The past two days we’ve discussed “Event” blocks and how they get our Sprites to act once we click, or trigger another Sprite to react. Today we’ll discuss variables and how they can trigger events.
July 9th – A Week With Scratch
If you are using Scratch 2.0 you’ll find variables under the “Data” section. Once you click on the section you’ll see two options, “Make a Variable” and “Make a List” – we’ll cover make a list later.
The variable feature is helpful and something that is within the natural progression of the program. I’ve seen after school clubs that show the event blocks, then let the eventual curiosity of Scratch take over. Within a few days (2-3) students either start asking or figure it out and start teaching each other. It can be a beautiful thing. Unfortunately in the upper grades (especially in High School when you’re only option for CS is often AP CS A) you are force fed variables very quickly.

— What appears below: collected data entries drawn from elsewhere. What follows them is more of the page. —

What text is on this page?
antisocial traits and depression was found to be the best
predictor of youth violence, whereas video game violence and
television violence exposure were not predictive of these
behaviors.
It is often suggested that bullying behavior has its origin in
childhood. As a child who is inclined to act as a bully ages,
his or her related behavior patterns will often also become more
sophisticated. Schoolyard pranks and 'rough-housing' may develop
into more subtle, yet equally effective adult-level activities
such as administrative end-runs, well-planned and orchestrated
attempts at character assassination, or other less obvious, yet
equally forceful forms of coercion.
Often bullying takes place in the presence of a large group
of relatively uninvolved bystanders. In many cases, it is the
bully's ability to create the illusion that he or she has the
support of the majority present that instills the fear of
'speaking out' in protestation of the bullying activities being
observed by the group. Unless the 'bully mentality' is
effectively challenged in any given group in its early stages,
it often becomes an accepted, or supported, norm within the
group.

Variables are similar to Math variables, and for the sake of this post, they are. It is a value that can change depending on the equation.
Two classic examples of variable usage are the timer and points.

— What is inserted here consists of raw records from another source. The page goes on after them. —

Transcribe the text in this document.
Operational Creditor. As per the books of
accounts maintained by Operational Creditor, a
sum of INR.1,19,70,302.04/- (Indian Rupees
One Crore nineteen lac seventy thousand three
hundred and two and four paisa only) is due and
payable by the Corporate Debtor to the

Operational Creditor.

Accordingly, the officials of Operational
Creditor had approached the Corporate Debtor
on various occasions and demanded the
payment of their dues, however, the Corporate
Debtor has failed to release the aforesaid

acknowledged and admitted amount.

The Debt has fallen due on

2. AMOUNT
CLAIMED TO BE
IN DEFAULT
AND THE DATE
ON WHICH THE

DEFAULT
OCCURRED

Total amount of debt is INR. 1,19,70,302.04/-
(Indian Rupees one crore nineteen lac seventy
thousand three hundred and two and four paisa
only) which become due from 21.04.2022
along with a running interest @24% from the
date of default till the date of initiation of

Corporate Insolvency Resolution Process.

Points need a simple “If” statement to trigger their value going up each time. In Scratch you can 1.) Create a variable (I called mine points) 2.) Set the value of the variable (I set mine at 0) 3.) and include in the “Forever loop” the “If” condition that if the Sprite is touching the other Sprite they get a point. Note: in my example I had the “Crab” randomly move around – but this could easily be an “avoid” game that subtracts points.
The timer is a little more complicated – only in a mistake that almost everyone makes right away. To create a timer: 1.) Create a variable (I called mine timer) 2.) Set the value of the variable (I set mine to 15 seconds) 3.) and include in the “Forever loop” the “Repeat” loop (with value set to 15) the 4.) Set a “wait 1 second” block for it to count down.
Using the blocks from yesterday, I have it set when the timer counts down from 5 to 0, then the Cat runs away. The blocks above are simple, the timer runs and “broadcast” a message (runAway) and then the Cat receives the message and does just that.